Mechanisms of alternative splicing of Vascular Endothelial Growth Factor in hypoxia

Vascular endothelial growth factor (VEGF) promotes angiogenesis. VEGF has different isoforms with different functions that are generated by alternative splicing (AS).There are several proteins that participate in splicing, including serine-arginine-rich splicing factors (SRSF).SRSF are activated by kinases such as serine arginine rich protein kinases (SRPKs). Hypoxia has been shown to upregulate VEGF in several cancers. Others have demonstrated that hypoxia up-regulates SRSF proteins, which subsequently increases just the VEGF 121 isoforms in endometrial carcinoma cells. We previously showed that in hypoxic leukemia cells VEGF isoforms were spliced differently and VEGF 121 levels were inversely correlated with levels of WT1, a transcription factor. In acute lymphoblastic leukemia cells, VEGF165 and WT1 were significantly increased by hypoxia. In chronic myelogenous leukemia cells, hypoxia increased both VEGF165 and VEGF121 levels with little change in WT1 levels. Since others have shown that WT1 suppresses SRPK1 levels in sarcoma cells, our data in leukemia cells were consistent with an inverse relation between WT1 and VEGF 121 levels. The aim of this study was to determine if hypoxic conditions activated SRPK1/SRPK2 in leukemic cells to alter splicing of VEGF isoforms.
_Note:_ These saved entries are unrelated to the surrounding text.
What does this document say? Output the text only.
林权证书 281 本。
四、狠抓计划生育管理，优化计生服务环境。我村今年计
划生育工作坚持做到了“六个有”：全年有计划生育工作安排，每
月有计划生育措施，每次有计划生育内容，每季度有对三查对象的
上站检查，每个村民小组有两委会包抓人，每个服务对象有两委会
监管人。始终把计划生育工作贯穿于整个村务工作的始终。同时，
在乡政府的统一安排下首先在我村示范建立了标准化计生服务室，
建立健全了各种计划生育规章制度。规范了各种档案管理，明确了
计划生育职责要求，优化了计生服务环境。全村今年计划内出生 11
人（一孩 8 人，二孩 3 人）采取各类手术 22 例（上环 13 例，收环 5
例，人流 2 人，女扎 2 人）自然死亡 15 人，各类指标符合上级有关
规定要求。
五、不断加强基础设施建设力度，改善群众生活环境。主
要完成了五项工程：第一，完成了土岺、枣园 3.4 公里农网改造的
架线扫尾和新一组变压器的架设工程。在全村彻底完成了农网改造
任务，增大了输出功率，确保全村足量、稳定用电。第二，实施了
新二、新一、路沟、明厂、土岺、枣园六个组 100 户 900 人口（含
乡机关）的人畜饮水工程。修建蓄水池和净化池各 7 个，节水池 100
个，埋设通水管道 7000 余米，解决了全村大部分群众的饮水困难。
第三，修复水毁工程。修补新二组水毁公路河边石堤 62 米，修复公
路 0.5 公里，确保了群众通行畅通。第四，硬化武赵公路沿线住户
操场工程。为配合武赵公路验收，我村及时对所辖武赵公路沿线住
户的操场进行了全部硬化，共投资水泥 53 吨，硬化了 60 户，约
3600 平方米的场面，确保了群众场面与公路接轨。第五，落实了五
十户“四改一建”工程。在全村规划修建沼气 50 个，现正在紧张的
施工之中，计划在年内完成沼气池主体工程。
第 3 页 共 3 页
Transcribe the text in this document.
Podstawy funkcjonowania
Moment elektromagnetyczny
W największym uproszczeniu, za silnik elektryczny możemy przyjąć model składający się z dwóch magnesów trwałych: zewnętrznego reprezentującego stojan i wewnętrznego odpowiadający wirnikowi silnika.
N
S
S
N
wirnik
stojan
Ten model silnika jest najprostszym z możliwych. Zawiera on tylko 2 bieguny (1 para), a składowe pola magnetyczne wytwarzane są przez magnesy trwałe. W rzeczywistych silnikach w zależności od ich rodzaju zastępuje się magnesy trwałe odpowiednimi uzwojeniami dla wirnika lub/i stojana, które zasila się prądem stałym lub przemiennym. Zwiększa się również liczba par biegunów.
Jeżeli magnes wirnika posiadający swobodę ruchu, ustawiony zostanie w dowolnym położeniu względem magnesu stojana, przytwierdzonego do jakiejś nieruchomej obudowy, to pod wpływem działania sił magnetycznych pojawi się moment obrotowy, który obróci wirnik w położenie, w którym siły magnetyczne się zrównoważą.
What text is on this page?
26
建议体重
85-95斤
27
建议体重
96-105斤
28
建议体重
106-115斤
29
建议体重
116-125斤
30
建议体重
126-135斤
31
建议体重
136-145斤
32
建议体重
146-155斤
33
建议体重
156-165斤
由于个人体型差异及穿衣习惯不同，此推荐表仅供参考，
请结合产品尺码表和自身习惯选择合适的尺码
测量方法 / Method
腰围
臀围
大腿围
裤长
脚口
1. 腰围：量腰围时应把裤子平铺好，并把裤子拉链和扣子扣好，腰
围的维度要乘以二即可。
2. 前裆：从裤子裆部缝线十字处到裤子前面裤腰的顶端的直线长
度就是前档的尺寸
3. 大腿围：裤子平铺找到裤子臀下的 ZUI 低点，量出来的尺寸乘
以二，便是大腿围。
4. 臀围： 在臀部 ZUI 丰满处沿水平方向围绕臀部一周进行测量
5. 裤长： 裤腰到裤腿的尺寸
The results indicated that hypoxia does not change mRNA levels of SRPK1/SRPK2, although protein levels need to be examined. Another possible explanation could be that other splicing kinases may be responsible for altering the VEGF 121 levels in leukemia cells. A better understanding of the mechanism of AS of VEGF could lead to new therapy targeting specific isoforms.